As manifestações de rua previstas para hoje, em todo o País, preocupam o Palácio do Planalto. O receio é de que os protestos sirvam para puxar uma perigosa onda de mobilização pela saída do presidente Michel Temer, como aconteceu com Dilma Rousseff, deposta em agosto por um processo de impeachment. Na avaliação do governo, o Congresso contribuiu, nos últimos dias, para aumentar a tensão política, ao aprovar um pacote que desfigurou as medidas contra a corrupção.
Sem conseguir reduzir sua impopularidade e sofrendo um revés atrás do outro na economia, Temer procura escapar de eventos em locais abertos desde que assumiu o cargo, há seis meses, mas ontem, após ser criticado, compareceu ao velório de jogadores da Chapecoense e jornalistas na Arena Condá, em Santa Catarina. A “voz das ruas” também foi a justificativa usada pelo presidente, há uma semana, ao anunciar que jamais sancionaria uma proposta de anistia a caixa 2, caso a iniciativa fosse aprovada pela Câmara. Foi surpreendido, porém, com críticas de tucanos, para quem a fala expôs a fragilidade do governo.
O comportamento do PSDB na crise tem causado estranheza a Temer e até ao ministro da Fazenda, Henrique Meirelles. Na quarta-feira, por exemplo, o presidente soube que o senador Aécio Neves (PSDB-MG) participou da articulação para tentar votar, a toque de caixa, o pacote aprovado pela Câmara, no qual foi embutido o crime de abuso de autoridade contra juízes, procuradores e promotores.
A manobra foi conduzida pelo presidente do Senado, Renan Calheiros (PMDB-AL), mas acabou se transformando em um fiasco. Informações que chegaram ao Planalto – muitas delas vindas da Agência Brasileira de Inteligência (Abin) – dão conta de que Renan, hoje réu em ação penal por peculato, será o principal alvo das manifestações deste domingo, ao lado de bandeiras pedindo o fim da corrupção.

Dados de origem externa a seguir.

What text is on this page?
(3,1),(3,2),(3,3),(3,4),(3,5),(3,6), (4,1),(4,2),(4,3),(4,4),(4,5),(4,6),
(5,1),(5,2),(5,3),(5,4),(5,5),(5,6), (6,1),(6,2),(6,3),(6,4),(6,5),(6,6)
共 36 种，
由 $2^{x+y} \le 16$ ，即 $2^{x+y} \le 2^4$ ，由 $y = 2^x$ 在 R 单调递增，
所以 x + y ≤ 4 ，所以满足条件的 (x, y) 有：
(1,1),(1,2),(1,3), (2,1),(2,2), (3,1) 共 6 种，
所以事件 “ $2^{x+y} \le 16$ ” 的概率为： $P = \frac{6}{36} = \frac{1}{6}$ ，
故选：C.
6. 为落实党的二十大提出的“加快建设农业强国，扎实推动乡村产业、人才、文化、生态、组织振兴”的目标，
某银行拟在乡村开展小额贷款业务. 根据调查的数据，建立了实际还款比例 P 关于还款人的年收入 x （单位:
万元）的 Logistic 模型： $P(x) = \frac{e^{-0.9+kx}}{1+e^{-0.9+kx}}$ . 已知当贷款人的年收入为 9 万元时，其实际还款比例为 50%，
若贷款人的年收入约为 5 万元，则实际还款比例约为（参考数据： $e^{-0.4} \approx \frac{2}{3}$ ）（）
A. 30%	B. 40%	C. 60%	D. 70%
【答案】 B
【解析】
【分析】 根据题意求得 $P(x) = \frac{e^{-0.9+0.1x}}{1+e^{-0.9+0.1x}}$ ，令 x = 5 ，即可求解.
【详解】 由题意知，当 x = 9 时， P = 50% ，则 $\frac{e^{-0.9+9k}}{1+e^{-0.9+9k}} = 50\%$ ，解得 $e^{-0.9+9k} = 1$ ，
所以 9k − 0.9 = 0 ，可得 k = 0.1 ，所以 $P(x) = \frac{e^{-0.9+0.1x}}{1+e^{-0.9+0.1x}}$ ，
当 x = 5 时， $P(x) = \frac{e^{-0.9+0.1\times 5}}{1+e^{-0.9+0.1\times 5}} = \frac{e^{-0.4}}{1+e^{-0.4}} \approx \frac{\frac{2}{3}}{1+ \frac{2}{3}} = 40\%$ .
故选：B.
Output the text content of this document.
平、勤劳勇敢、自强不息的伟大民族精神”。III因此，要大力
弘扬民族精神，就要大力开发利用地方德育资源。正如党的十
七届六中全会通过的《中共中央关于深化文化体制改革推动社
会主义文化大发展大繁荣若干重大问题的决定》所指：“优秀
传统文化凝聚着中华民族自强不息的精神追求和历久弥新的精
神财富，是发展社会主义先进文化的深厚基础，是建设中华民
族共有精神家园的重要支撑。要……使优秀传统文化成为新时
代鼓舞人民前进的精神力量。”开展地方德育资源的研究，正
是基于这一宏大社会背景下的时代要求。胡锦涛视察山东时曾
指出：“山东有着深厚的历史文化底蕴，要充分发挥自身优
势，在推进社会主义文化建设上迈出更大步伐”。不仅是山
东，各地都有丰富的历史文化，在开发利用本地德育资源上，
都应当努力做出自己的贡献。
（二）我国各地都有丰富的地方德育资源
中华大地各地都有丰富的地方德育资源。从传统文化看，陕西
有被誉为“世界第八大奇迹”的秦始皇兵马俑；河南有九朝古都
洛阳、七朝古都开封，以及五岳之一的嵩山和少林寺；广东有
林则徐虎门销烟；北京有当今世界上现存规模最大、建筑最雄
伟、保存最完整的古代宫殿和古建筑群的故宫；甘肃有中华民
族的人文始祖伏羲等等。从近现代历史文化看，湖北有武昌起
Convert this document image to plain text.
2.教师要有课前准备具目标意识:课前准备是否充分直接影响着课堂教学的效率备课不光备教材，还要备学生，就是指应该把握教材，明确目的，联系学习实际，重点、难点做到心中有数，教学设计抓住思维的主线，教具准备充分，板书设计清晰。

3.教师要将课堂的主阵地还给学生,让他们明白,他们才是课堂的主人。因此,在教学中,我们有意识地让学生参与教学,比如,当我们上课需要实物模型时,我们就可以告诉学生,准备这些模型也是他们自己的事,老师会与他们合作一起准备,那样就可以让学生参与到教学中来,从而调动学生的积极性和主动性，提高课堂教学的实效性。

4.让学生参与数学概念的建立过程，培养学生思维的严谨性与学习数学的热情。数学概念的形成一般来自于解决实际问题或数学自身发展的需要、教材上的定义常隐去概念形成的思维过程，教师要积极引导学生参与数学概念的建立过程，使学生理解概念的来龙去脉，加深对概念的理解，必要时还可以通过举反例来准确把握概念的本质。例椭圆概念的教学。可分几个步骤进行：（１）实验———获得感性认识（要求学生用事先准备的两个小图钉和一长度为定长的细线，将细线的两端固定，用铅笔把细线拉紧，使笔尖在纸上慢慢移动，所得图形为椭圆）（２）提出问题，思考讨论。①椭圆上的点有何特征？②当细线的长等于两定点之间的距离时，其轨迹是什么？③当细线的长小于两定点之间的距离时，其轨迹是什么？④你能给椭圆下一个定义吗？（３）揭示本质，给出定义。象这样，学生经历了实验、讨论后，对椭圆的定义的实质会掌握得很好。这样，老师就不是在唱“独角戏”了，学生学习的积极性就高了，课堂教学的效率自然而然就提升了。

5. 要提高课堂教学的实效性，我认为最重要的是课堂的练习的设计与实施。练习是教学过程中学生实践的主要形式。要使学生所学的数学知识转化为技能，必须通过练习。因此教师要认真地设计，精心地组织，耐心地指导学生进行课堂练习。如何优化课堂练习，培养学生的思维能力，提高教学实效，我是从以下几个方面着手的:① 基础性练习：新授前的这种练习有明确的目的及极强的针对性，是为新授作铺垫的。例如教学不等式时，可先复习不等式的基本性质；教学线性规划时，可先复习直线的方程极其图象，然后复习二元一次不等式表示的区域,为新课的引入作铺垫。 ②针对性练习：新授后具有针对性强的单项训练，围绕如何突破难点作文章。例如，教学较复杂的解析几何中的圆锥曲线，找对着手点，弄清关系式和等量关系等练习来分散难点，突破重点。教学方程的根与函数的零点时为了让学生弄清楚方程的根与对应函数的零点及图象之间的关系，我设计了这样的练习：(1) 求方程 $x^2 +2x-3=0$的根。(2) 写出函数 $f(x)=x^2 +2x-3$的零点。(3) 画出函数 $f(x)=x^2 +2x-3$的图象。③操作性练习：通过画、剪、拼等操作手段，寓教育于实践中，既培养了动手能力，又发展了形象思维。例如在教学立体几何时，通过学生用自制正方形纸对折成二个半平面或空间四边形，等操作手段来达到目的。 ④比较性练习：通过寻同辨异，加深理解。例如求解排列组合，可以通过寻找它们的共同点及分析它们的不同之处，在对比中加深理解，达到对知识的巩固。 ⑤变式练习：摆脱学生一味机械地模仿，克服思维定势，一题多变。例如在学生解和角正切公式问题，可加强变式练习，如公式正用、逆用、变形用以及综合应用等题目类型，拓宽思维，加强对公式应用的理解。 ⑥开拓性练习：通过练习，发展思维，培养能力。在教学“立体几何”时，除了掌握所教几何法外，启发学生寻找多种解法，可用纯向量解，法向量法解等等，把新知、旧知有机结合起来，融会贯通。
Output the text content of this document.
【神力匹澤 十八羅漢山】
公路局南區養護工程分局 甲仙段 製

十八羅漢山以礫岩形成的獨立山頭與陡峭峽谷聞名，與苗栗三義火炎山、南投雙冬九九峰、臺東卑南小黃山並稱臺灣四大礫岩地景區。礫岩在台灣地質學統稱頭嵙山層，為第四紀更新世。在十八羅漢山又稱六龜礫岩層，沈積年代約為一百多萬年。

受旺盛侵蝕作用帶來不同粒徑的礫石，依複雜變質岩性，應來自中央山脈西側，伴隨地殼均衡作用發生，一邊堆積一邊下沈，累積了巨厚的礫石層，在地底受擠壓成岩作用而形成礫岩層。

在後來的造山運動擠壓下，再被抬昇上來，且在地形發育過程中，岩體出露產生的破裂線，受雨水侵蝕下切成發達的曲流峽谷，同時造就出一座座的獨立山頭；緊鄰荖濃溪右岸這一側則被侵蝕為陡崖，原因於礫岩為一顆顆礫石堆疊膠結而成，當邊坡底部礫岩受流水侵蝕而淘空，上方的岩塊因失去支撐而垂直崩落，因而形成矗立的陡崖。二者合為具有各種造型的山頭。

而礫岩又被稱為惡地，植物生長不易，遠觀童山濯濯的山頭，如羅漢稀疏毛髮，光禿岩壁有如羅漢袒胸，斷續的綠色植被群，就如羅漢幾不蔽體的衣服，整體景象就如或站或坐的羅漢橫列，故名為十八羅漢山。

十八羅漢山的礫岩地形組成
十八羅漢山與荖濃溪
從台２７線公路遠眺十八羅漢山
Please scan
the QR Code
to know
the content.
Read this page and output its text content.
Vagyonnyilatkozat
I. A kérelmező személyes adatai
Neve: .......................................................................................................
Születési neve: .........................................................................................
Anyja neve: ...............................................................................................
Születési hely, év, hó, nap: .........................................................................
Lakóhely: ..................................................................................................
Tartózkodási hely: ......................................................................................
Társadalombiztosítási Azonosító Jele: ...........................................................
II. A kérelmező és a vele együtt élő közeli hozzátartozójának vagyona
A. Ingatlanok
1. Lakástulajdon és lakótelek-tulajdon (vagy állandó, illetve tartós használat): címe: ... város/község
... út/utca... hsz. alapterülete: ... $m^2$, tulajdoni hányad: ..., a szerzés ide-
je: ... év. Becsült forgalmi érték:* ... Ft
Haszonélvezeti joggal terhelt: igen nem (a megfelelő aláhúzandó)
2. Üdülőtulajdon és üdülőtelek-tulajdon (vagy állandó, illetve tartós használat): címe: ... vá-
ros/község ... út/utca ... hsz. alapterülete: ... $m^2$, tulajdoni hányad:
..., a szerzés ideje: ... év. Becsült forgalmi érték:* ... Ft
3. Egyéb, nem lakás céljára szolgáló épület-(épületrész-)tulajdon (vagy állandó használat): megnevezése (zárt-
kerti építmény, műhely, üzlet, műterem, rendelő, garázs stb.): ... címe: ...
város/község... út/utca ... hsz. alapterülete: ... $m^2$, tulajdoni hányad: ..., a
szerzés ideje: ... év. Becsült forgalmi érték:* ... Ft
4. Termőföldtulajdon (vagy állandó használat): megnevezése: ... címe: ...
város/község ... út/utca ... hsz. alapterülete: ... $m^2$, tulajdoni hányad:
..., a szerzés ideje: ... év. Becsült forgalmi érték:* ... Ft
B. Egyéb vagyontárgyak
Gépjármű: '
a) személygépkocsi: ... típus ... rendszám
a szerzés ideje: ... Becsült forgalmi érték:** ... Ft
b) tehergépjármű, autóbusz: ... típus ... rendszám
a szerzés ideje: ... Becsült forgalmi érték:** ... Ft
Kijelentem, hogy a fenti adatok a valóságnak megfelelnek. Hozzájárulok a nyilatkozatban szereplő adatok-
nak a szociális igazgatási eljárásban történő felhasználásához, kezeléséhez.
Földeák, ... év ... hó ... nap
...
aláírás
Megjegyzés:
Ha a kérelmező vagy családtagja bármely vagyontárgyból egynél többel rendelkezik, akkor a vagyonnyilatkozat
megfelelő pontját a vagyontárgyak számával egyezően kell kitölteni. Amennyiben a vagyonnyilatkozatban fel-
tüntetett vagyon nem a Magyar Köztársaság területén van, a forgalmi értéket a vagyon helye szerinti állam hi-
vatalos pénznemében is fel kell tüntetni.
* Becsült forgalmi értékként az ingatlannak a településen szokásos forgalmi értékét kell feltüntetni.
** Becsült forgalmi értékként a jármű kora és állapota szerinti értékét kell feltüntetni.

Interlocutores de Temer disseram ao Estado, porém, que a desastrada operação do presidente do Senado provocou ainda mais repúdio da população à classe política, respingando no Planalto. O governo esperava esfriar os protestos ao anunciar posição contrária ao caixa 2, e sair das cordas com uma “agenda positiva”, mas, diante de tantos problemas, a semana serviu para elevar a temperatura da crise. De quebra, trouxe más notícias na economia, com a divulgação da sétima queda consecutiva no desempenho trimestral do Produto Interno Bruto (PIB).
Fritura. Em conversas reservadas, auxiliares de Temer também identificaram um movimento do PSDB para “fritar” Meirelles, cobrando resultados mais rápidos na economia, que enfrenta a mais profunda recessão dos últimos anos. Não é à toa que, com tanta pressão, Temer confidenciou a amigos que ampliará o espaço do PSDB no governo, na reforma da equipe planejada para 2017. “Nós conversamos com o presidente e dissemos que o que mais nos preocupa é o desemprego. Mas não tem nada dessa história de enfraquecer Meirelles”, afirmou o senador José Aníbal (PSDB-SP).
Pesquisas em poder do Planalto indicam que o desemprego, a falta de dinheiro e a revolta com os malfeitos na política são os “gatilhos” que jogam combustível nas manifestações de rua e podem impulsionar o “Fora, Temer”.
Sob ameaça das delações de executivos da empreiteira Odebrecht – que fecharam acordo com a força-tarefa da Operação Lava Jato –, o governo avalia que o atual cenário de instabilidade deixa o País à beira de uma crise institucional.
Há também apreensão com novos atos de vandalismo. Na terça-feira, por exemplo, a Esplanada dos Ministérios se transformou em uma praça de guerra, com depredação de prédios públicos e até carros queimados, durante protesto contra a Proposta de Emenda à Constituição (PEC) que limita os gastos públicos, aprovada naquele dia pelo Senado, em primeiro turno de votação.
“O uso do direito de manifestação não autoriza o abuso de outros direitos”, afirmou o ministro-chefe do Gabinete de Segurança Institucional (GSI), Sérgio Etchegoyen. “Os cidadãos de bem, que querem se manifestar pacificamente, não podem ser impedidos por pessoas que têm como única causa a violência.” O general disse que haverá reforço de segurança hoje em toda a Esplanada.
Marca. O desafio de Temer, agora, é impedir que a turbulência política contamine ainda mais a economia. Nem mesmo a demissão de Geddel Vieira Lima da Secretaria de Governo abafou a crise.
Geddel deixou o cargo no dia 25, depois de o ex-ministro da Cultura Marcelo Calero acusá-lo de interferir indevidamente para mudar decisão do Instituto do Patrimônio Histórico e Artístico Nacional (Iphan), que embargou a construção do prédio La Vue, nos arredores de área tombada, em Salvador. O articulador político do Planalto foi o sexto ministro a cair, em seis meses de um governo em busca de uma marca administrativa.